We consider the uniparametric differential equation $$\frac{dx}{dt} = \left(\lambda - x^2 + 2x\right)\left(\lambda - x^2\right).$$ I want to determine the equilibrium points as well as their stability depending on $\lambda$.
I know that (correct me if I'm wrong) if $\lambda < -1$ then there don't exist equilibrium points; if $-1 < \lambda < 0$ then the equilibrium points are $x_1 = 1 + \sqrt{1 + \lambda}$ (unstable) and $x_2 = 1 - \sqrt{1 + \lambda}$ (stable); if $\lambda > 0$ then the equilibrium points are $x_1$, $x_2$, $x_3 = \sqrt{\lambda}$ and $x_4 = -\sqrt{\lambda}$; if $\lambda = -1$ then it is $x_1 = x_2 = 1$ (unstable), and if $\lambda = 0$ then they are $x_1 = 2$ (unstable) and $x_2 = x_3 = x_4 = 0$ (stable).

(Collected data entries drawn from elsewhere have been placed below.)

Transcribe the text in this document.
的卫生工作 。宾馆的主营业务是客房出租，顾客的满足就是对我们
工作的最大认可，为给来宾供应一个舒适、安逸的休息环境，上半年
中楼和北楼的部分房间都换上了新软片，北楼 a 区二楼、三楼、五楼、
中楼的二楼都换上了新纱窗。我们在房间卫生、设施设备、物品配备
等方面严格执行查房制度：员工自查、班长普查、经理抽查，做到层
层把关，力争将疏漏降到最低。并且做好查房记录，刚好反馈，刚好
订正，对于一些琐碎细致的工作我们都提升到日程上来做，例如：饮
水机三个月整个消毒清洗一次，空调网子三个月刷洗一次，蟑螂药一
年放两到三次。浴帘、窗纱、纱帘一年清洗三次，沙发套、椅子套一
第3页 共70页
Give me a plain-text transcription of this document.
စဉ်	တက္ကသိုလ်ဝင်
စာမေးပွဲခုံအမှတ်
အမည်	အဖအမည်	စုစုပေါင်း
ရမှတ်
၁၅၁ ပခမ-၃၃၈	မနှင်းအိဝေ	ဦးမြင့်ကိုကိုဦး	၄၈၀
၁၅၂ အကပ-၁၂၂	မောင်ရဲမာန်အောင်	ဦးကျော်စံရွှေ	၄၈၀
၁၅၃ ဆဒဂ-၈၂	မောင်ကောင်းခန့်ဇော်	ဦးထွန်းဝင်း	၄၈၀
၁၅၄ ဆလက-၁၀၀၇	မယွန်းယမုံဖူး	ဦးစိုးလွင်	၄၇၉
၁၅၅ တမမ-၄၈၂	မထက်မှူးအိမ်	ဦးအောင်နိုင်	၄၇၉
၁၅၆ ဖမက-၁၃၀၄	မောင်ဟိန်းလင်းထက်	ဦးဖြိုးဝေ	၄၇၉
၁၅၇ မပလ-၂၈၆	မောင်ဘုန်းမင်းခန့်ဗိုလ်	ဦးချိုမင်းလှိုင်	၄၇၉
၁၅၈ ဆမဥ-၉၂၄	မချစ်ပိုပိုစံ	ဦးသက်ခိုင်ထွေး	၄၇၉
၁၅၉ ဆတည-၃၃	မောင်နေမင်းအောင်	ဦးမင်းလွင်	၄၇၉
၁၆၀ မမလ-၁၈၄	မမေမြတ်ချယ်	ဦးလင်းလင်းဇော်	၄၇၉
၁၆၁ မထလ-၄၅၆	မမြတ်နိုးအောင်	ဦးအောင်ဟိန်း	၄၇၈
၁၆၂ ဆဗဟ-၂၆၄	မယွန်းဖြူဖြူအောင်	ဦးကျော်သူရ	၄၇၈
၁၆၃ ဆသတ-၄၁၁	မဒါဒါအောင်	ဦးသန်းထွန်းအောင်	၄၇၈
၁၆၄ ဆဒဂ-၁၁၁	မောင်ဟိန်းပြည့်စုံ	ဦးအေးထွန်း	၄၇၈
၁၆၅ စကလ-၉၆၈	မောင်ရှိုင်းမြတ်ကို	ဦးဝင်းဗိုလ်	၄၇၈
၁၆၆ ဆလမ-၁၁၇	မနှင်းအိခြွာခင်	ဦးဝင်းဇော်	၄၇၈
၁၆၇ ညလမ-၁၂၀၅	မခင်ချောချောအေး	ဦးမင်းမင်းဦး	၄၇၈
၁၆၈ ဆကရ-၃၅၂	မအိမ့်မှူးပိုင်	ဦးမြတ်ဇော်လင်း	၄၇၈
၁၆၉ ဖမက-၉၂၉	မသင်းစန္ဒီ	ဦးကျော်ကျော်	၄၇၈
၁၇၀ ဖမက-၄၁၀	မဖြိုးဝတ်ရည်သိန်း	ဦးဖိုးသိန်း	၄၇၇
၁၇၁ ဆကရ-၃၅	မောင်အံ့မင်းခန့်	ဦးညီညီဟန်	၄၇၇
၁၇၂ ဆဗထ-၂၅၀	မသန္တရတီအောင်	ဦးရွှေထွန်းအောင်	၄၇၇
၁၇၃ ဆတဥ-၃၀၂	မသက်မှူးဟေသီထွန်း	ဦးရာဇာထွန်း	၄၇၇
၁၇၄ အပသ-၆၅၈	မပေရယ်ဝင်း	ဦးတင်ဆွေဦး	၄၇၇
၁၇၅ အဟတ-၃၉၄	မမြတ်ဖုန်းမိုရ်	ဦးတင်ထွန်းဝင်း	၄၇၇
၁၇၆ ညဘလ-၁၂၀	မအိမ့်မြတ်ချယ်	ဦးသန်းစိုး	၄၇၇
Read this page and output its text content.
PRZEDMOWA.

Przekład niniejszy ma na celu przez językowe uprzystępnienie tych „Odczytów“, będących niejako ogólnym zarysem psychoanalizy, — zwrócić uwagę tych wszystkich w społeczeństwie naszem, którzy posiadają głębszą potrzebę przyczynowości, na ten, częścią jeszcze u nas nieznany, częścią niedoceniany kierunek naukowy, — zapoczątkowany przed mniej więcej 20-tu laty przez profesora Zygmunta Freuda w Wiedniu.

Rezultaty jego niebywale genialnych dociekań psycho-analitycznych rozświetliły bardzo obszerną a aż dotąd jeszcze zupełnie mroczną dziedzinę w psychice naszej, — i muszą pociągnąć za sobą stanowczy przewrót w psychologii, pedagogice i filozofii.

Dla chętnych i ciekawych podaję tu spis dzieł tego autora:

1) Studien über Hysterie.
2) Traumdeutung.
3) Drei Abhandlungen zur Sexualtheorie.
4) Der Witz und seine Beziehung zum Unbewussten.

How could I determine the stability of $x_1, x_2, x_3, x_4$ if $\lambda > 0$? Which cases should I consider and how can I realize? Moreover, I know that an equilibrium point is stable if it is asymptotically stable considering a one-dimensional system, but how could I notice that an equilibrium point is asymptotically stable, as well as stable?